To edit posts I decided to use CKEditor which was also quite easy use on the development server, but not so much on production. The reason was that the CKEditor javascript couldn't find it's own static assets due to the use of ManifestStaticFilesStorage. The solution was to set the path using "window.CKEDITOR_BASEPATH = '/static/ckeditor/ckeditor/';" somewhere in a script-tag. But this didn't work in the django admin frontend since it comes with it's own templates. Luckily it's possible to tell the admin frontend about additional javascript files that should be loaded like this:

class BlogPostModelAdmin(admin.ModelAdmin):
    list_display = ('title', 'author', 'blog')

    class Media:
        js = ('js/ckeditor_fix.js',)

admin.site.register(BlogPost, BlogPostModelAdmin)

Another obstacle was how to make the images behave responsive. For now I'm just using 'class="img-fluid"'in the img tag to tell bootstrap to apply some responsiveness magic. But that's merely a hack - what will happen if I want to switch to foundation as a frontend framework? Do I have to change the content of all articles? But I'm not a frontend guy and have no clue how to do this properly.


First post

, Jochen

A few weeks ago, I lost my old homepage. The motherboard of the server broke and my provider said that it was so old that they couldn't find a replacement. They tried to put the hard drive into a newer server, but this also didn't work, because the vintage linux version I was using refused to boot on this newfangled contraption.

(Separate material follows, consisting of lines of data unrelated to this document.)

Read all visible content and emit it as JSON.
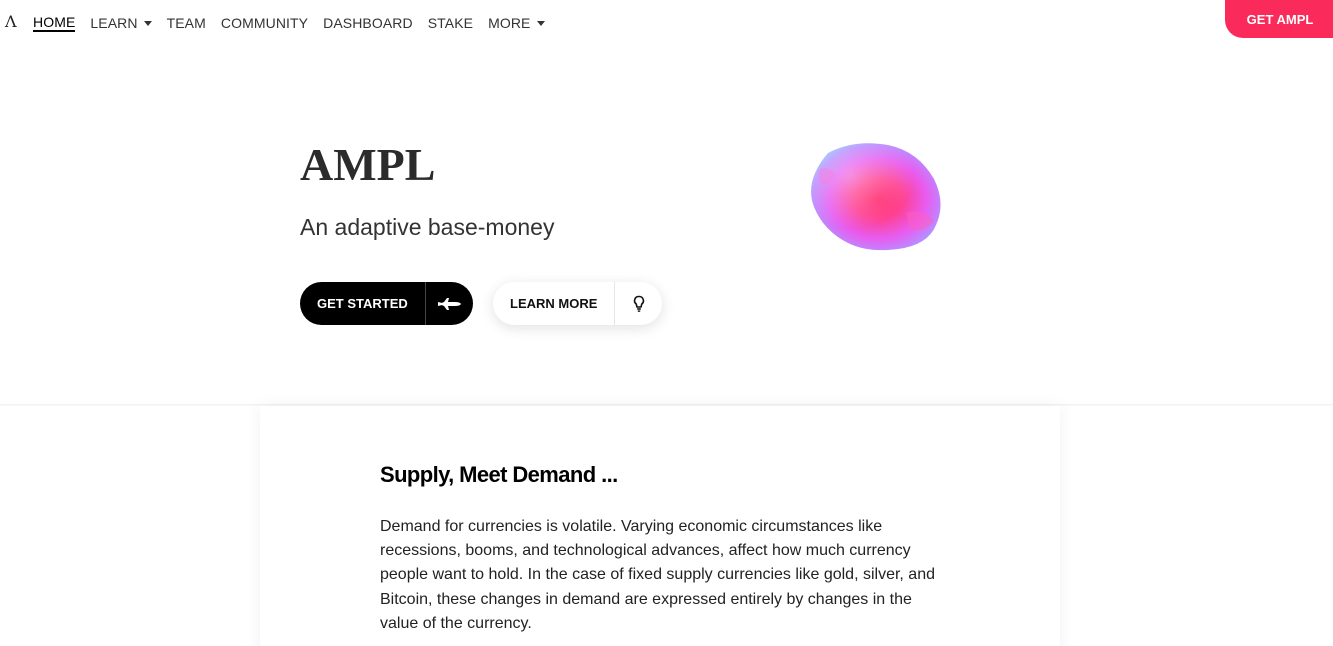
{
  "nav": {
    "logo": "Λ",
    "items": [
      {
        "label": "HOME",
        "active": true,
        "dropdown": false
      },
      {
        "label": "LEARN",
        "active": false,
        "dropdown": true
      },
      {
        "label": "TEAM",
        "active": false,
        "dropdown": false
      },
      {
        "label": "COMMUNITY",
        "active": false,
        "dropdown": false
      },
      {
        "label": "DASHBOARD",
        "active": false,
        "dropdown": false
      },
      {
        "label": "STAKE",
        "active": false,
        "dropdown": false
      },
      {
        "label": "MORE",
        "active": false,
        "dropdown": true
      }
    ],
    "cta_label": "GET AMPL"
  },
  "hero": {
    "title": "AMPL",
    "subtitle": "An adaptive base-money",
    "primary_button": {
      "label": "GET STARTED",
      "icon": "rocket-icon"
    },
    "secondary_button": {
      "label": "LEARN MORE",
      "icon": "lightbulb-icon"
    }
  },
  "section": {
    "title": "Supply, Meet Demand ...",
    "body": "Demand for currencies is volatile. Varying economic circumstances like recessions, booms, and technological advances, affect how much currency people want to hold. In the case of fixed supply currencies like gold, silver, and Bitcoin, these changes in demand are expressed entirely by changes in the value of the currency."
  },
  "colors": {
    "accent": "#fa2a5a",
    "primary_button_bg": "#000000",
    "text": "#2b2b2b"
  }
}
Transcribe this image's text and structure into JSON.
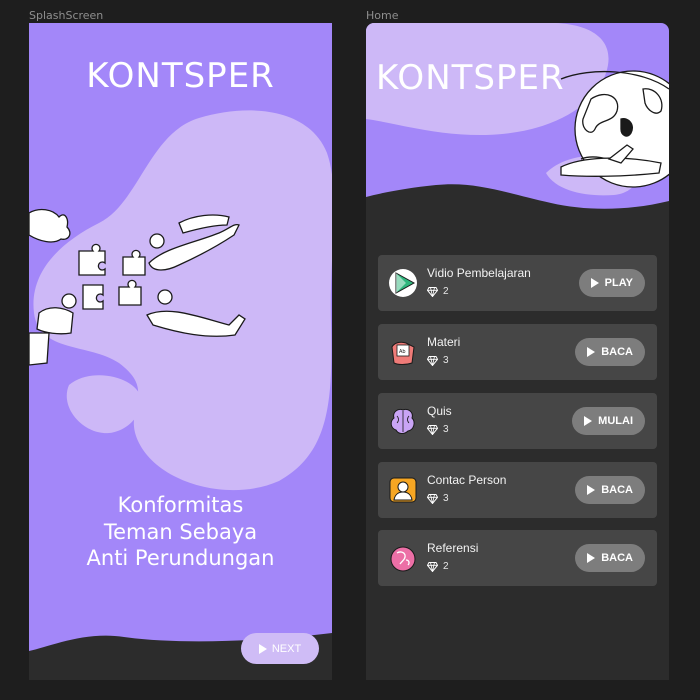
{
  "frames": {
    "splash_label": "SplashScreen",
    "home_label": "Home"
  },
  "splash": {
    "title": "KONTSPER",
    "tagline_lines": [
      "Konformitas",
      "Teman Sebaya",
      "Anti Perundungan"
    ],
    "next_label": "NEXT"
  },
  "home": {
    "title": "KONTSPER",
    "items": [
      {
        "title": "Vidio Pembelajaran",
        "count": "2",
        "action": "PLAY",
        "icon": "video-play-icon"
      },
      {
        "title": "Materi",
        "count": "3",
        "action": "BACA",
        "icon": "book-icon"
      },
      {
        "title": "Quis",
        "count": "3",
        "action": "MULAI",
        "icon": "brain-icon"
      },
      {
        "title": "Contac Person",
        "count": "3",
        "action": "BACA",
        "icon": "person-icon"
      },
      {
        "title": "Referensi",
        "count": "2",
        "action": "BACA",
        "icon": "reference-icon"
      }
    ]
  },
  "colors": {
    "accent": "#a387f9",
    "accent_light": "#cdb8f7",
    "card": "#464646",
    "background": "#1e1e1e"
  }
}
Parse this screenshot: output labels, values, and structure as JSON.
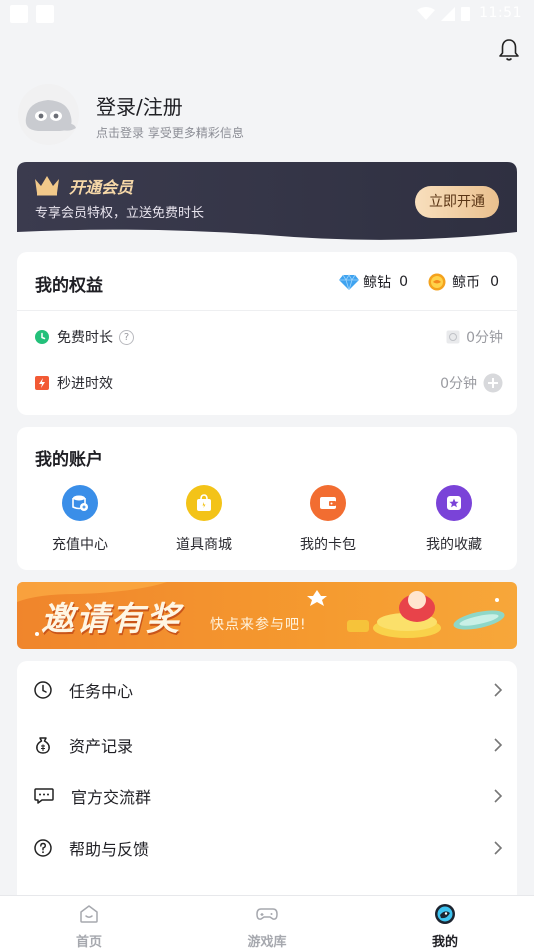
{
  "status_bar": {
    "time": "11:51"
  },
  "profile": {
    "title": "登录/注册",
    "subtitle": "点击登录 享受更多精彩信息"
  },
  "vip": {
    "title": "开通会员",
    "subtitle": "专享会员特权，立送免费时长",
    "button": "立即开通"
  },
  "rights": {
    "title": "我的权益",
    "diamond_label": "鲸钻",
    "diamond_value": "0",
    "coin_label": "鲸币",
    "coin_value": "0",
    "rows": [
      {
        "label": "免费时长",
        "help": "?",
        "value": "0分钟"
      },
      {
        "label": "秒进时效",
        "value": "0分钟"
      }
    ]
  },
  "account": {
    "title": "我的账户",
    "items": [
      {
        "label": "充值中心",
        "icon": "recharge-icon",
        "color": "#3a8ee8"
      },
      {
        "label": "道具商城",
        "icon": "shop-bag-icon",
        "color": "#f3c318"
      },
      {
        "label": "我的卡包",
        "icon": "wallet-icon",
        "color": "#f26d31"
      },
      {
        "label": "我的收藏",
        "icon": "star-collection-icon",
        "color": "#7a43d8"
      }
    ]
  },
  "invite_banner": {
    "title": "邀请有奖",
    "subtitle": "快点来参与吧!"
  },
  "menu": {
    "items": [
      {
        "label": "任务中心",
        "icon": "clock-icon"
      },
      {
        "label": "资产记录",
        "icon": "money-bag-icon"
      },
      {
        "label": "官方交流群",
        "icon": "chat-icon"
      },
      {
        "label": "帮助与反馈",
        "icon": "help-circle-icon"
      }
    ]
  },
  "bottom_nav": {
    "items": [
      {
        "label": "首页",
        "icon": "home-icon"
      },
      {
        "label": "游戏库",
        "icon": "gamepad-icon"
      },
      {
        "label": "我的",
        "icon": "profile-icon",
        "active": true
      }
    ]
  },
  "colors": {
    "accent_dark": "#3a3a4c",
    "vip_gold": "#f6d8a8",
    "invite_orange": "#f28a2d"
  }
}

The last time I updated my machine might have been more then ten years ago. I have a backup, but getting my old stuff to run on a new system requires some work. And if I have to do some work anyway, why not spend it on something interesting and new instead of wasting it on outdated concepts?

So, here we are. I'm building a new homepage from the ground up, rationalizing my yakshaving and NIH syndrom using words like "interesting", "new" and - oh, almost forgot about this - "fun".

 As of today, it's possible to post text articles. Even formatted ones. The next thing I'll try is to add images.